On Monday, Uber and Postmates joined two contractors working for rideshare apps and filed a lawsuit against the state of California, calling AB 5 unconstitutional.

“Now, of course, they’re going to do a lawsuit; they’re getting rich off of us,” said Darlene.

 

Marissa Perlman

Comments (5)
  1. These companies do not have a business model that can survive hiring all of these drivers as employees. The gov. in California has basically ended the ability of these companies to survive in that state or any state that forces them to hire drivers as employees. Say goodbye to what was supposed to be method of earning a few extra bucks but for some who complained – a career.

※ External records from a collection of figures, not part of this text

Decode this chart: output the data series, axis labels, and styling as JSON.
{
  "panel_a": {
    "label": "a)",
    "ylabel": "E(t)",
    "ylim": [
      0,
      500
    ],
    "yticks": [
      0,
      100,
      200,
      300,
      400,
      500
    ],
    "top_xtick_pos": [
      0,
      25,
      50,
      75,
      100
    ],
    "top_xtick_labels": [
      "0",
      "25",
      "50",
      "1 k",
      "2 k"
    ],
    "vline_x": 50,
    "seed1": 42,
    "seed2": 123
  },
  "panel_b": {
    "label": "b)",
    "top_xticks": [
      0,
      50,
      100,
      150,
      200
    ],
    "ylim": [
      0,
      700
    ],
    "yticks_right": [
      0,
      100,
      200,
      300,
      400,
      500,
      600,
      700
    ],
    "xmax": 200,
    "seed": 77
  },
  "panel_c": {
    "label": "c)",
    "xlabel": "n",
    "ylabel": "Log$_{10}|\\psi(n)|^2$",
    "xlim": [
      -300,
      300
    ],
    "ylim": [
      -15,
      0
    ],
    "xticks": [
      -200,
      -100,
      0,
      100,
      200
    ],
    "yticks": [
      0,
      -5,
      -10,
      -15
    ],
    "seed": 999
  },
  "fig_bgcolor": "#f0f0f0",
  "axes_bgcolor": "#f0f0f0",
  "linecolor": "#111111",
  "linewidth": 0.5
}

    1. Problem is even if you get paid, it is a pittance.

  2. Rudy Andl says:

    The deal is – The IRS Code has a code / law that clearly specifies who is an independent contractor and who is an employee. If the IRS were to enforce their own regulation all of the ride sharing drivers would be employees. California is enforcing an IRS tax code that the IRS has not enforced in years. In this case the IRS has already ruled on this issue with a clearly defined tax
    guide line.

    Companies use independent contractor status for employees to avoid payroll and social security taxes on the workers behalf.

  3. Clayton says:

    “It [AB5] aims to protect rideshare drivers from labor laws.” Huh? From? Pretty sure it does the opposite.

  4. Brian Reilly says:

    As long as people are willing to drive for Uber and Lyft, and customers are willing to engage the service, the business will continue. When Uber and Lyft can not afford the going rate for driver labor, or when the drivers won’t work for the amount offered, the business ends. None of this is compulsory, coerced, or complicated. I happen to think that Uber and Lyft are scammers, and the drivers are nuts to work so cheap, but it is none of my business, as long as the choices are free and voluntary.

    As far as missing paychecks go, when the pay stops, so do I. Any driver that continues to drive after a missed direct deposit has only themselves to blame.